Redisons-le, « sans distance point d’humour ! ».  En ce sens, pourrait-on dire, il partage en effet la vedette avec la raison et la conscience.  Il faut ne pas se confondre avec ce que l’on pense pour le penser, il faut ne pas adhérer (dans le sens où les moules adhèrent) à ce que l’on voit pour le voir.  De même, il faut ne pas tremper tout entier dans la douleur pour en rire. 

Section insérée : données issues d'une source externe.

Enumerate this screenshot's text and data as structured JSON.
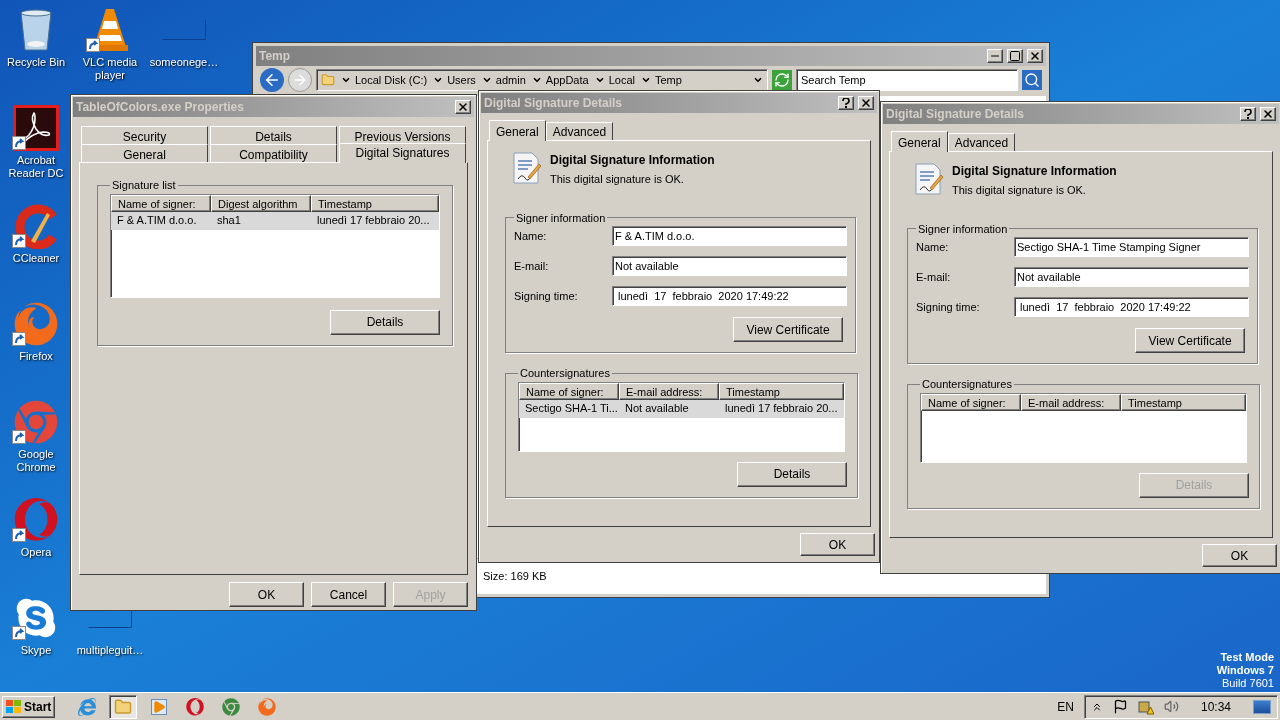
{
  "desktop_icons": [
    {
      "label": "Recycle Bin",
      "kind": "recycle",
      "shortcut": false
    },
    {
      "label": "VLC media player",
      "kind": "vlc",
      "shortcut": true
    },
    {
      "label": "someonege…",
      "kind": "blank",
      "shortcut": false
    },
    {
      "label": "Acrobat Reader DC",
      "kind": "acrobat",
      "shortcut": true
    },
    {
      "label": "CCleaner",
      "kind": "ccleaner",
      "shortcut": true
    },
    {
      "label": "Firefox",
      "kind": "firefox",
      "shortcut": true
    },
    {
      "label": "Google Chrome",
      "kind": "chrome",
      "shortcut": true
    },
    {
      "label": "Opera",
      "kind": "opera",
      "shortcut": true
    },
    {
      "label": "Skype",
      "kind": "skype",
      "shortcut": true
    },
    {
      "label": "multipleguit…",
      "kind": "blank",
      "shortcut": false
    }
  ],
  "explorer": {
    "title": "Temp",
    "breadcrumbs": [
      "Local Disk (C:)",
      "Users",
      "admin",
      "AppData",
      "Local",
      "Temp"
    ],
    "search": {
      "placeholder": "Search Temp"
    },
    "status": "Size: 169 KB"
  },
  "properties": {
    "title": "TableOfColors.exe Properties",
    "tab_rows": [
      [
        {
          "label": "Security",
          "selected": false
        },
        {
          "label": "Details",
          "selected": false
        },
        {
          "label": "Previous Versions",
          "selected": false
        }
      ],
      [
        {
          "label": "General",
          "selected": false
        },
        {
          "label": "Compatibility",
          "selected": false
        },
        {
          "label": "Digital Signatures",
          "selected": true
        }
      ]
    ],
    "group": "Signature list",
    "columns": [
      "Name of signer:",
      "Digest algorithm",
      "Timestamp"
    ],
    "rows": [
      {
        "cells": [
          "F & A.TIM d.o.o.",
          "sha1",
          "lunedì 17 febbraio 20..."
        ],
        "selected": true
      }
    ],
    "details_button": {
      "label": "Details",
      "disabled": false
    },
    "buttons": [
      {
        "label": "OK",
        "disabled": false
      },
      {
        "label": "Cancel",
        "disabled": false
      },
      {
        "label": "Apply",
        "disabled": true
      }
    ]
  },
  "signature_dialogs": [
    {
      "title": "Digital Signature Details",
      "tabs": [
        {
          "label": "General",
          "selected": true
        },
        {
          "label": "Advanced",
          "selected": false
        }
      ],
      "heading": "Digital Signature Information",
      "status": "This digital signature is OK.",
      "signer_group": "Signer information",
      "fields": [
        {
          "label": "Name:",
          "value": "F & A.TIM d.o.o."
        },
        {
          "label": "E-mail:",
          "value": "Not available"
        },
        {
          "label": "Signing time:",
          "value": " lunedì  17  febbraio  2020 17:49:22"
        }
      ],
      "view_button": {
        "label": "View Certificate",
        "disabled": false
      },
      "counter_group": "Countersignatures",
      "columns": [
        "Name of signer:",
        "E-mail address:",
        "Timestamp"
      ],
      "rows": [
        {
          "cells": [
            "Sectigo SHA-1 Ti...",
            "Not available",
            "lunedì 17 febbraio 20..."
          ],
          "selected": true
        }
      ],
      "details_button": {
        "label": "Details",
        "disabled": false
      },
      "ok_button": "OK"
    },
    {
      "title": "Digital Signature Details",
      "tabs": [
        {
          "label": "General",
          "selected": true
        },
        {
          "label": "Advanced",
          "selected": false
        }
      ],
      "heading": "Digital Signature Information",
      "status": "This digital signature is OK.",
      "signer_group": "Signer information",
      "fields": [
        {
          "label": "Name:",
          "value": "Sectigo SHA-1 Time Stamping Signer"
        },
        {
          "label": "E-mail:",
          "value": "Not available"
        },
        {
          "label": "Signing time:",
          "value": " lunedì  17  febbraio  2020 17:49:22"
        }
      ],
      "view_button": {
        "label": "View Certificate",
        "disabled": false
      },
      "counter_group": "Countersignatures",
      "columns": [
        "Name of signer:",
        "E-mail address:",
        "Timestamp"
      ],
      "details_button": {
        "label": "Details",
        "disabled": true
      },
      "ok_button": "OK"
    }
  ],
  "test_mode": [
    "Test Mode",
    "Windows 7",
    "Build 7601"
  ],
  "taskbar": {
    "start": "Start",
    "apps": [
      {
        "kind": "ie",
        "selected": false
      },
      {
        "kind": "explorer",
        "selected": true
      },
      {
        "kind": "media",
        "selected": false
      },
      {
        "kind": "opera",
        "selected": false
      },
      {
        "kind": "chrome",
        "selected": false
      },
      {
        "kind": "firefox",
        "selected": false
      }
    ],
    "language": "EN",
    "clock": "10:34"
  }
}
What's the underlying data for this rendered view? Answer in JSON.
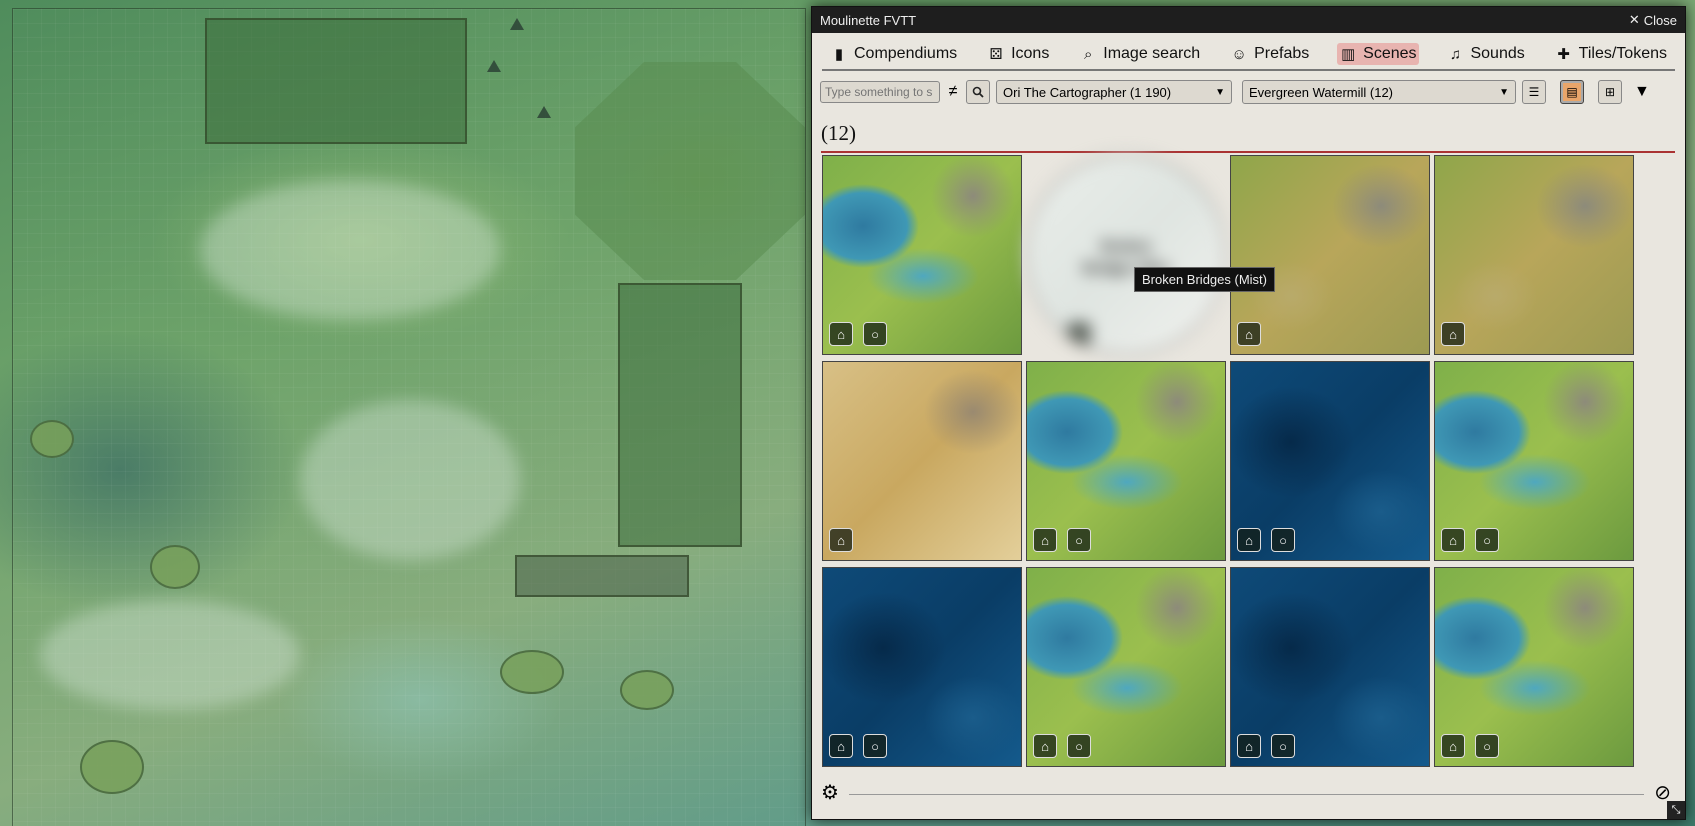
{
  "window": {
    "title": "Moulinette FVTT",
    "close_label": "Close"
  },
  "tabs": [
    {
      "label": "Compendiums",
      "icon": "book-icon"
    },
    {
      "label": "Icons",
      "icon": "dice-icon"
    },
    {
      "label": "Image search",
      "icon": "search-icon"
    },
    {
      "label": "Prefabs",
      "icon": "users-icon"
    },
    {
      "label": "Scenes",
      "icon": "map-icon",
      "active": true
    },
    {
      "label": "Sounds",
      "icon": "music-icon"
    },
    {
      "label": "Tiles/Tokens",
      "icon": "puzzle-icon"
    }
  ],
  "toolbar": {
    "search_placeholder": "Type something to s",
    "creator_select": "Ori The Cartographer (1 190)",
    "pack_select": "Evergreen Watermill (12)"
  },
  "result_count": "(12)",
  "thumbnails": [
    {
      "style": "green",
      "buttons": [
        "bank-icon",
        "lightbulb-icon"
      ]
    },
    {
      "style": "mist",
      "label": "Broken Bridges Mist",
      "buttons": [
        "bank-icon",
        "lightbulb-icon"
      ]
    },
    {
      "style": "sand",
      "buttons": [
        "bank-icon"
      ]
    },
    {
      "style": "sand",
      "buttons": [
        "bank-icon"
      ]
    },
    {
      "style": "desert",
      "buttons": [
        "bank-icon"
      ]
    },
    {
      "style": "green",
      "buttons": [
        "bank-icon",
        "lightbulb-icon"
      ]
    },
    {
      "style": "blue",
      "buttons": [
        "bank-icon",
        "lightbulb-icon"
      ]
    },
    {
      "style": "green",
      "buttons": [
        "bank-icon",
        "lightbulb-icon"
      ]
    },
    {
      "style": "blue",
      "buttons": [
        "bank-icon",
        "lightbulb-icon"
      ]
    },
    {
      "style": "green",
      "buttons": [
        "bank-icon",
        "lightbulb-icon"
      ]
    },
    {
      "style": "blue",
      "buttons": [
        "bank-icon",
        "lightbulb-icon"
      ]
    },
    {
      "style": "green",
      "buttons": [
        "bank-icon",
        "lightbulb-icon"
      ]
    }
  ],
  "tooltip": "Broken Bridges (Mist)"
}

J’envisagerai volontiers l’humour comme une mise en quarantaine à laquelle j’ajouterai cependant le désir quasi-divin de n’être d’aucun lieu et de n’endosser aucune identité spécifique.  « Vide » de pouvoir faire feu de tout bois et « quasi-divine » d’être partout et nullepart à la fois. Dès lors, « faire l’humour » reviendrait à s’absenter volontairement d’un chaos, un peu à la manière des différentes techniques de méditations qui, par la focalisation de votre attention sur un point donné, vous conduisent progressivement hors de l’espace-temps.  L’humour est une échappatoire, plus encore, elle est une « invite » faite à quiconque souhaite ne plus subir sa vie, subir son monde, subir son Histoire. 

Quelle différence fondamentale y a-t-il entre le violent qui vous frappe parce que vous l’avez regardé avec trop d’insistance et telle communauté qui revendique le droit de n’être pas tournée en dérision.   Chacun à sa façon ne se prend-il pas pour un sanctuaire ? Oui, on peut rire de tout !  Il faut vouloir rire de tout. Le rire est salvateur.  Reste à chacun de se sauver hors de lui-même, de ses croyances et de ses certitudes…par l’humour. 

Mais attention toutefois : « humour n’est pas moquerie ».  Tandis que le moqueur colle à la réalité et s’en sert contre un « autre », sachant que cet autre la subit et y colle également ;  tandis que le « gros » verra sa grosseur qui le crucifie confirmée du dehors par le moqueur ; tandis que la moquerie condamne, l’humour seul peut sauver le condamné de sa peine. 

D’où il paraît logique que l’humoriste se doit de pratiquer son art avant tout sur lui-même s’il ne veut pas être taxé de méchant et être tenu pour un sage.

Je propose donc une sotériologie (1) par l’humour. 

® Thierry Aymès

(1)   – Partie de la théologie chrétienne concernant le salut et la rédemption par le Christ.